Trustees of the Kansas Public Employees Retirement System are considering lowering the assumption that it will realize an 8% annual return on its investments. KPERS executive director Glenn Deck told the Senate Ways and Means Committee that the assumed rate of return will be lowered to between 7% and 8%.
A lower target rate would allow the system’s portfolio managers to make more prudent investment decisions, according to Deck.
He said KPERS has exceeded the 8% level seven times since 2000 with only four years in which the return fell below the assumed level. However, Deck said, a 4.4% loss in 2008 and a 19.6% loss in 2009 resulted in a growth rate of less than 8% a year over the past 15 years.
KPERS’ $12.3 billion trust fund has an unfunded liability of $7.7 billion, based on the 8% rate.
If the return rate is lowered to 7.5%, Deck said, the unfunded liability would grow to $9 billion.

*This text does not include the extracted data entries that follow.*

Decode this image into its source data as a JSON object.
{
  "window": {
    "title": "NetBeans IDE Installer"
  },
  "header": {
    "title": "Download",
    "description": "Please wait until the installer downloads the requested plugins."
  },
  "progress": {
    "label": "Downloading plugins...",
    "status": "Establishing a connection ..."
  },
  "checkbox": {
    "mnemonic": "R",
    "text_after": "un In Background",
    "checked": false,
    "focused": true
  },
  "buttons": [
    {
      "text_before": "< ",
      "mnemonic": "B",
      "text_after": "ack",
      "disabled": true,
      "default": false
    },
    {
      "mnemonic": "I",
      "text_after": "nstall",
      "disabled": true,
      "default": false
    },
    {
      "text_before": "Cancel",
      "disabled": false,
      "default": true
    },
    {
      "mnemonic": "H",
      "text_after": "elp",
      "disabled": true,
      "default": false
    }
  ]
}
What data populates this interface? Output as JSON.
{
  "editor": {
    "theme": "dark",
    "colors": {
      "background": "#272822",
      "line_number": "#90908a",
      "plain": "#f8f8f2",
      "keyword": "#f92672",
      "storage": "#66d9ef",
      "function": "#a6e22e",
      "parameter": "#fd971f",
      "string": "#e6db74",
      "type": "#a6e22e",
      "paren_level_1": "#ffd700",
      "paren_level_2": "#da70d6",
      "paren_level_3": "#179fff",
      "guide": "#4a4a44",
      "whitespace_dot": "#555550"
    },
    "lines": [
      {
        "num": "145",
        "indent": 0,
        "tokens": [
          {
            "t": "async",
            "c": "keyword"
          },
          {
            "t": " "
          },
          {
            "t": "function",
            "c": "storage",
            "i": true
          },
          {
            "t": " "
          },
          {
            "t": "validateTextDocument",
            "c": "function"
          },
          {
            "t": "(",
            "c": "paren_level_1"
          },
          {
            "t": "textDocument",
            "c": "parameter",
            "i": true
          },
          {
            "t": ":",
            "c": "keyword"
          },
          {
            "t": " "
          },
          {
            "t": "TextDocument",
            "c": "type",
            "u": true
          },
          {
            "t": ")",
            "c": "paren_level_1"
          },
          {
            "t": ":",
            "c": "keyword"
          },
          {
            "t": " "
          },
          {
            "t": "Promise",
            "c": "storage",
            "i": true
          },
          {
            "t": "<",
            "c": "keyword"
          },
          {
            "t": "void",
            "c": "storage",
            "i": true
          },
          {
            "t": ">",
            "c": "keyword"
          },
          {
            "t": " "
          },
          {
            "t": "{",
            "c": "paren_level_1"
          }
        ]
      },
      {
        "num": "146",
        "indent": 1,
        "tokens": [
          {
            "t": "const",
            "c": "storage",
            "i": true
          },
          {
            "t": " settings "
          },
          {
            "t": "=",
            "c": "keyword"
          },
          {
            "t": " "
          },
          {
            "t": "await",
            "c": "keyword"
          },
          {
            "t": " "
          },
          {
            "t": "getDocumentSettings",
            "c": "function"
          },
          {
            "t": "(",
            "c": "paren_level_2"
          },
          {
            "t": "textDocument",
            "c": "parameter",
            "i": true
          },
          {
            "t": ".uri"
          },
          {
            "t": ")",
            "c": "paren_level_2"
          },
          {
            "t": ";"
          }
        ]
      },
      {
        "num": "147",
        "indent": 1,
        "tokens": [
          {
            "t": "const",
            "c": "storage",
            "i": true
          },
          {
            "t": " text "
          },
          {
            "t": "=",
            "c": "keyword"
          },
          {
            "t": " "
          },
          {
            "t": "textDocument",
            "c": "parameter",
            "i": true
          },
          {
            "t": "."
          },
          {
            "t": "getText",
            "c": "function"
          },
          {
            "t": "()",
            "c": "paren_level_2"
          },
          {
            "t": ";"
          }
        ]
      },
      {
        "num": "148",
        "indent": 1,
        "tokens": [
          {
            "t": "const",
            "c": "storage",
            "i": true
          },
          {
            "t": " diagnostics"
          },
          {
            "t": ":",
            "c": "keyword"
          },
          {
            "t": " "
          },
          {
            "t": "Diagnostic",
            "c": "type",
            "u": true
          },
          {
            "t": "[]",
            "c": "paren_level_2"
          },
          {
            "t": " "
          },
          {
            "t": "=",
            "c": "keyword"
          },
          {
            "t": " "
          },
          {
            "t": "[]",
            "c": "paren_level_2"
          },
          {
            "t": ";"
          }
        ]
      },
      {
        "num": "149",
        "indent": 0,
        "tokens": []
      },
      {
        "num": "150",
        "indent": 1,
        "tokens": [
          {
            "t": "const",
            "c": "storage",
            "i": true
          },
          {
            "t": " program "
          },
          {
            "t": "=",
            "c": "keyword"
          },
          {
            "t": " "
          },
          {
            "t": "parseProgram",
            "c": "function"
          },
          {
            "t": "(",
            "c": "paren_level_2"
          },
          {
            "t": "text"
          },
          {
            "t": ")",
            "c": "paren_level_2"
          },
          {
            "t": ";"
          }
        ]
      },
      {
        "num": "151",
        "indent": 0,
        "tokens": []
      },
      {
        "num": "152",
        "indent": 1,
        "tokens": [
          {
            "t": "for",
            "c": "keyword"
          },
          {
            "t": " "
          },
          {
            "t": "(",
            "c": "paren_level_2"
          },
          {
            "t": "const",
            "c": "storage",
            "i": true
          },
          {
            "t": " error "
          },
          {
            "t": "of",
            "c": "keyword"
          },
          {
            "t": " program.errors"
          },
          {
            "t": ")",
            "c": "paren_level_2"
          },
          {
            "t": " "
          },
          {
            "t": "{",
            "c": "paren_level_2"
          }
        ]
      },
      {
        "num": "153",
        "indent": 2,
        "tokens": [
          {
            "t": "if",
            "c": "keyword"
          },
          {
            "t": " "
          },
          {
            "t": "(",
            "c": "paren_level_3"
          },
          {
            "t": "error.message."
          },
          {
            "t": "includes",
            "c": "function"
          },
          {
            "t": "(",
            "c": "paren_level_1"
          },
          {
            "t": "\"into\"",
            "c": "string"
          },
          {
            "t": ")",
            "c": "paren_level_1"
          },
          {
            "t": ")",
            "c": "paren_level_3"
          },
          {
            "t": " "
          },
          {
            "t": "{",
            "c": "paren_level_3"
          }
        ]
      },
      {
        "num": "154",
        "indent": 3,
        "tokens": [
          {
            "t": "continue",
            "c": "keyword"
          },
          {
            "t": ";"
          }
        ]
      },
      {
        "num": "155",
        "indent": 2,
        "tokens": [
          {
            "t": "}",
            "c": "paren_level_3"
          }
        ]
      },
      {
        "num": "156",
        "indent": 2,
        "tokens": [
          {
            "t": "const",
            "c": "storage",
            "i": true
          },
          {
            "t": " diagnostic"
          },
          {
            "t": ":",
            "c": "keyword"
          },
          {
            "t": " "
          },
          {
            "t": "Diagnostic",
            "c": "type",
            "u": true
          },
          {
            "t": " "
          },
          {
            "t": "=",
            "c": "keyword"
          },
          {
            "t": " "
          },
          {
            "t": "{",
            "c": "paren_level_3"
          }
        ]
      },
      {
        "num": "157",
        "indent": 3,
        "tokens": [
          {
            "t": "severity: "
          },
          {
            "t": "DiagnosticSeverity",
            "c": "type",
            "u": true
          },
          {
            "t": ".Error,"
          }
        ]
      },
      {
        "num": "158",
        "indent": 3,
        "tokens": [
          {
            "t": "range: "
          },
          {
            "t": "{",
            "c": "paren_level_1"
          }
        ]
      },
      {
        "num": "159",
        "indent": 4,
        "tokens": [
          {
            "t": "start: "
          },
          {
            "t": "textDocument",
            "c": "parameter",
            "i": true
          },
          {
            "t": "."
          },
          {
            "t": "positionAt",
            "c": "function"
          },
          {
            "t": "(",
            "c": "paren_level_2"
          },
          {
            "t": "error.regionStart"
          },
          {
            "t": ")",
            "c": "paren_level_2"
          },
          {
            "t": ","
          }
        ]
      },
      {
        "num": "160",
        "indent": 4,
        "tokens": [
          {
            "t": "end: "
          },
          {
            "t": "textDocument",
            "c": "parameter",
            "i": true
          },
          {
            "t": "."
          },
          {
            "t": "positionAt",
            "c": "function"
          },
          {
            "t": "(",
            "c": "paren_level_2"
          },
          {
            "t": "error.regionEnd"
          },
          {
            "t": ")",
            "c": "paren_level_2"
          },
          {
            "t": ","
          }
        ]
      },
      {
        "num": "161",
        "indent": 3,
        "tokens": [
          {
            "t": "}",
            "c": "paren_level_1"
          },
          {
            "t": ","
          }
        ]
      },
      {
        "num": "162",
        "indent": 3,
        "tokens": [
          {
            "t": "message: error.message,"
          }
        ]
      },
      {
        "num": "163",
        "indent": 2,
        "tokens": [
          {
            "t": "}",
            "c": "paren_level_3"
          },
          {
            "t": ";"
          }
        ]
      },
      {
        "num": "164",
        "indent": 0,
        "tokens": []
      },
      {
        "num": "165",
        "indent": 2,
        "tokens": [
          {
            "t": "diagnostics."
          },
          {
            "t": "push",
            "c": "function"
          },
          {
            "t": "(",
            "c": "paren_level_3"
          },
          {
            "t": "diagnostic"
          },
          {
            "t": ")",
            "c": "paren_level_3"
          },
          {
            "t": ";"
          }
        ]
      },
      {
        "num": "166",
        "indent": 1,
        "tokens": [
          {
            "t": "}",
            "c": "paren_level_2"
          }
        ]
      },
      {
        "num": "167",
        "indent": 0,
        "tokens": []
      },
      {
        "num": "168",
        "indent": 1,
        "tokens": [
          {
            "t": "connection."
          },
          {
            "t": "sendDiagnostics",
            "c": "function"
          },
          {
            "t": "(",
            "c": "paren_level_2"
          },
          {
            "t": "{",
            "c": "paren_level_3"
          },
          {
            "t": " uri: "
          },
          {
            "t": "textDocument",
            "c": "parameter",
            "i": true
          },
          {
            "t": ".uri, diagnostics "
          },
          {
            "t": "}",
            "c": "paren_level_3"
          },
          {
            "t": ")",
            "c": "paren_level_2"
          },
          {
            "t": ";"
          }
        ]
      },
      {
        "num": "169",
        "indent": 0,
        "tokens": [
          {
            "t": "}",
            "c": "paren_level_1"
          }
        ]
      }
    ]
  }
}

He said the liability situation is worsened by a law passed in 1993 that limits the state’s contribution to the pension system at only 60% of the level that would adequately fund the promised benefits.
“The longer we wait to fix the system, the more it will cost,” Deck said.
KPERS has 161,000 active members, 43,000 inactive members, and 73,000 retirees. It paid $1.1 billion in benefits last year and received $780 million in contributions.